In my judgment, these reasons are adequate and intelligible. They explain the main bases for its decision and respond to key submissions advanced by ScottishPower in making its claim (consumer debt is no different from other heads of claim and Ofgem’s decision is inconsistent with its decision on other heads of claim). Reasons may be briefly stated and Ofgem is not writing an examination paper (South Bucks at §26 citing South Somerset District Council v Secretary of State [1993] 1 PLR 80, 83)). The reasons do not reveal any error in law or anything ‘substantially wrong’ or ‘inadequate’ (South Bucks at §25 citing the Westminster case[1985] AC 661, 673). They show Ofgem exercising its discretion on a case by case basis in light of its principal statutory objective to protect the interests of consumers. ScottishPower’s submissions on this ground amount to a request for further explanation of Ofgem’s reasons.
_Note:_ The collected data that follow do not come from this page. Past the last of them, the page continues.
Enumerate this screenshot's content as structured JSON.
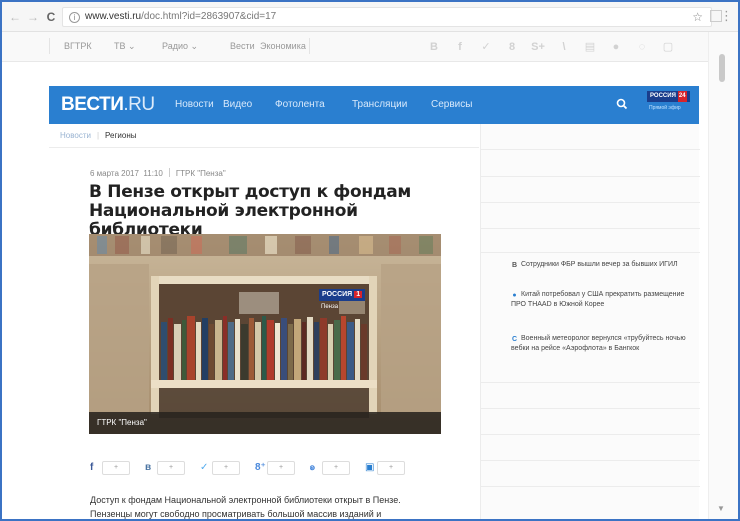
{
  "browser": {
    "url_prefix": "www.vesti.ru",
    "url_path": "/doc.html?id=2863907&cid=17",
    "back_glyph": "←",
    "forward_glyph": "→",
    "reload_glyph": "C",
    "info_glyph": "i",
    "star_glyph": "☆",
    "menu_glyph": "⋮"
  },
  "bookmarks": {
    "items": [
      "ВГТРК",
      "ТВ",
      "Радио",
      "Вести",
      "Экономика"
    ],
    "chevron": "⌄"
  },
  "social_bookmarks": [
    "B",
    "f",
    "✓",
    "8",
    "S+",
    "\\",
    "▤",
    "●",
    "◌",
    "▢"
  ],
  "site": {
    "logo_main": "ВЕСТИ",
    "logo_ru": ".RU",
    "nav": [
      "Новости",
      "Видео",
      "Фотолента",
      "Трансляции",
      "Сервисы"
    ],
    "badge_text": "РОССИЯ",
    "badge_number": "24",
    "badge_sub": "Прямой эфир"
  },
  "breadcrumb": {
    "home": "Новости",
    "current": "Регионы"
  },
  "article": {
    "date": "6 марта 2017",
    "time": "11:10",
    "source": "ГТРК \"Пенза\"",
    "title": "В Пензе открыт доступ к фондам Национальной электронной библиотеки",
    "photo_caption": "ГТРК \"Пенза\"",
    "tv_logo": "РОССИЯ",
    "tv_number": "1",
    "tv_city": "Пенза",
    "body": "Доступ к фондам Национальной электронной библиотеки открыт в Пензе. Пензенцы могут свободно просматривать большой массив изданий и"
  },
  "share": [
    {
      "icon": "f",
      "count": "+",
      "color": "#3b5998"
    },
    {
      "icon": "в",
      "count": "+",
      "color": "#4c75a3"
    },
    {
      "icon": "✓",
      "count": "+",
      "color": "#55acee"
    },
    {
      "icon": "8⁺",
      "count": "+",
      "color": "#4a89dc"
    },
    {
      "icon": "ꭷ",
      "count": "+",
      "color": "#4a89dc"
    },
    {
      "icon": "▣",
      "count": "+",
      "color": "#2a7fd0"
    }
  ],
  "sidebar_news": [
    {
      "icon": "В",
      "color": "#555555",
      "text": "Сотрудники ФБР вышли вечер за бывших ИГИЛ"
    },
    {
      "icon": "●",
      "color": "#2a7fd0",
      "text": "Китай потребовал у США прекратить размещение ПРО THAAD в Южной Корее"
    },
    {
      "icon": "С",
      "color": "#2a7fd0",
      "text": "Военный метеоролог вернулся «трубуйтесь ночью вебки на рейсе «Аэрофлота» в Бангкок"
    }
  ]
}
In any event, a reasons challenge will only succeed if the party aggrieved can satisfy the court that it has genuinely been substantially prejudiced by the failure to provide an adequately reasoned decision (South Bucks §36 per Lord Brown). I am not so satisfied. It is simply not credible, in the circumstances of this particular decision making, for ScottishPower to suggest, as it does, that it has suffered prejudice because it has been “unable to understand the basis of the Decision”. On receiving the claim, Ofgem held two meetings with the company to gather information and understand its position. In between the meetings it sent additional questions on the claim. Having come to an internal view on the claim Ofgem shared a summary of its view with ScottishPower. It offered to meet with ScottishPower to discuss its position, an offer accepted by ScottishPower on the basis that a meeting would enable it to “go through each area in detail and understand more fully Ofgem’s position” as well as to “share any further thoughts that we have on those areas Ofgem is minded not to accept at this point’. There followed a telephone call and a meeting at which ScottishPower presented slides addressing each of Ofgem’s reasons for rejecting the claim for debt-costs. Ofgem followed up the meeting with a written response by email in the same month. ScottishPower recorded its view of the meeting in an internal e-mail, stating that Ofgem: “noted they would review the detail within the slides, noting that it was a helpful meeting and the points we shared were useful. [The Ofgem representative] noted that Ofgem had already considered our claim in a lot of detail, but they would consider the additional detail we provide and come back to us.” ScottishPower had the opportunity to respond to the industry consultation, in which Ofgem explained its decision-making process and methodology, setting out its reasoning on the wider claim, including the debt claim. It is apparent from the chronology of decision making that Ofgem was in repeated contact with ScottishPower over an extended period. Ofgem repeatedly explained its thinking and ScottishPower had every opportunity to understand the basis of its decision.
Ground 3 fails.
Conclusion
For the reasons set out above, the claim fails.